Dr. Gugler: Wenn man die Massenproteste und die daraus resultierenden Revolutionen in der MENA-Region auch als Befreiungsschläge gegen koloniale Strukturen versteht, wird klar, weshalb die Proteste nicht auf andere mehrheitlich muslimische Länder in Süd- und Südostasien übergreifen. Abgesehen von der Sprachbarriere, ist Pakistan bereits eine postkoloniale Gesellschaft mit demokratischen Wahlen, wenn auch die großen Parteien häufig als feudalistische Interessenverbände agieren. Auch ist Antiamerikanismus in Pakistan weit tiefer verwurzelt als in vielen arabischen Ländern. Nach der jüngt dramatischen Zunahme von Politikermorden -insbesondere den tödlichen Anschlägen auf den Gouverneur von Panjab, Salman Taseer, im Januar 2011 durch seinen Bodyguard, einem Aktivisten der Sufibewegung Dawat-e Islami und der Ermordung des christlichen Minderheitenministers Shahbaz Bhatti im März 2011 - ist die öffentliche Diskussion in Pakistan vom Umgang mit dem Blasphemiegesetz geprägt, das für prophetenlästerliche Außerungen und Aktionen die Todesstrafe vorsieht. Einzelne Demonstranten versammelten sich aber nach dem Vorbild der ägyptischen Revolution infolge von Facebook-Aufrufen am Freiheitsplatz in Lahore um die Abschaffung von Tyrannenregimen in den arabischen Ländern sowie die der Demokratie in Pakistan zugunsten der Wiedereinführung des Kalifats zu fordern. Da standen Parolen wie „Tyrant Rulers GAME OVER Khilafah now“ oder „Real change is Khilafah“ auf den Plakatan. Solche Demonstrationen zeigen leider, dass sich demokratieerfahrene Pakistaner von Regimewechseln nicht notwendigerweise weniger korrupte Eliten bzw. mehr Partizipations- und Aufstiegschancen erwarten.
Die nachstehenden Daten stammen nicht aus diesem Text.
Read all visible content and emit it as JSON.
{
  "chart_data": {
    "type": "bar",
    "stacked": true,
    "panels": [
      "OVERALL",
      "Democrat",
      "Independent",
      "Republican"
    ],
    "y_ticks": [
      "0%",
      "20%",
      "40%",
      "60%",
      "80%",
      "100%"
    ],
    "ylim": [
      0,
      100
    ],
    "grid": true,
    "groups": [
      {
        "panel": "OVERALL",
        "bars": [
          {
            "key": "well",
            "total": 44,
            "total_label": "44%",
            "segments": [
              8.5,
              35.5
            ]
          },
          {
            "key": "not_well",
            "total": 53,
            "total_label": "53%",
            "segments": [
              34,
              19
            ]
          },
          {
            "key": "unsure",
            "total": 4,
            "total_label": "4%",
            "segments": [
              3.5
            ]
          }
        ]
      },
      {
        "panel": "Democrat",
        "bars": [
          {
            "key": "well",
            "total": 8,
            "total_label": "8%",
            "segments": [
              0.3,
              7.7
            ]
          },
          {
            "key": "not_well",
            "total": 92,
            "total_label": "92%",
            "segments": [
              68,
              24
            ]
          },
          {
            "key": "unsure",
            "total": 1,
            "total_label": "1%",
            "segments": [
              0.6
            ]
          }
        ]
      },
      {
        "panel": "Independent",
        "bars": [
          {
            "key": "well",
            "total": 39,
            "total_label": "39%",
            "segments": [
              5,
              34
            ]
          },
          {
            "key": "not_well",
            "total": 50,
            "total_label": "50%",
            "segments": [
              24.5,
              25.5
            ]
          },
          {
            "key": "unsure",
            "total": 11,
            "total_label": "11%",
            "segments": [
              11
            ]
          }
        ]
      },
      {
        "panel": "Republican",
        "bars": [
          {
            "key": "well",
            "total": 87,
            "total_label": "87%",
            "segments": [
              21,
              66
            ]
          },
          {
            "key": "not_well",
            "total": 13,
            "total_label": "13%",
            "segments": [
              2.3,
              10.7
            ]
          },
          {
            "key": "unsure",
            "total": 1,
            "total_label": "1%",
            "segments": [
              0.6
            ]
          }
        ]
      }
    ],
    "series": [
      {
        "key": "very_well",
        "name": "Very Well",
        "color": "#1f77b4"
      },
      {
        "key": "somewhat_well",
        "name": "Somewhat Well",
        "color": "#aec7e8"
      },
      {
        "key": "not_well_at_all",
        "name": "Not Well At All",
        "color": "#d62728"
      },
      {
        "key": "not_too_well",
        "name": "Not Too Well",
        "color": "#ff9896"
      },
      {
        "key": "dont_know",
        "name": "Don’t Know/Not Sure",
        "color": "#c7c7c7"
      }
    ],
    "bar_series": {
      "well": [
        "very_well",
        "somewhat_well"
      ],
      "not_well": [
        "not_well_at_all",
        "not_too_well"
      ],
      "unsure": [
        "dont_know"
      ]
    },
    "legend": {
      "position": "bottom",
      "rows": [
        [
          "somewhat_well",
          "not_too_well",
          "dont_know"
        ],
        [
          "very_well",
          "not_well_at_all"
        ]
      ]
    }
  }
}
Dr. Thomas K. Gugler hat die Fragen der L.I.S.A.Redaktion schriftlich beantwortet.

Kommentar

von Daniel Stahl | 22.03.2011 | 13:08 Uhr
Nach Gesprächen mit iranischen Dissidenten scheint es mir, als spielen bei den Protesten in Iran anti-arabische Ressentiments ebenfalls eine Rolle. Wenn dieser Eindruck stimmt, würde selbst die Deutung, es handele sich um eine arabische Revolution, zu kurz greifen.

Kommentar

von Edward Paul Campbell | 20.12.2017 | 01:48 Uhr
The rise and fall of self-styled Islamic State, the mass migration to Angela Merkel's New Germany of at least 2 million MENA economic and conflict-escaping refugees, along with the concomitant deaths of more than 500 innocent bystanders massacred on the streets of democratic Europe: Paris, Nice, Brussels, Stockholm, Barcelona, London, Manchester - should change the perspective of the innocent political dynamic portrayed by this article from 6 years ago, I suggest. We are now at the stage, in December 2017, of protecting Christmas markets with squads of police armed with fully automatic weapons of war. Perhaps not foreseen at the idyllic dawn of the so-called 'Arab Spring'? Yet, this didn't all happen by accident, surely.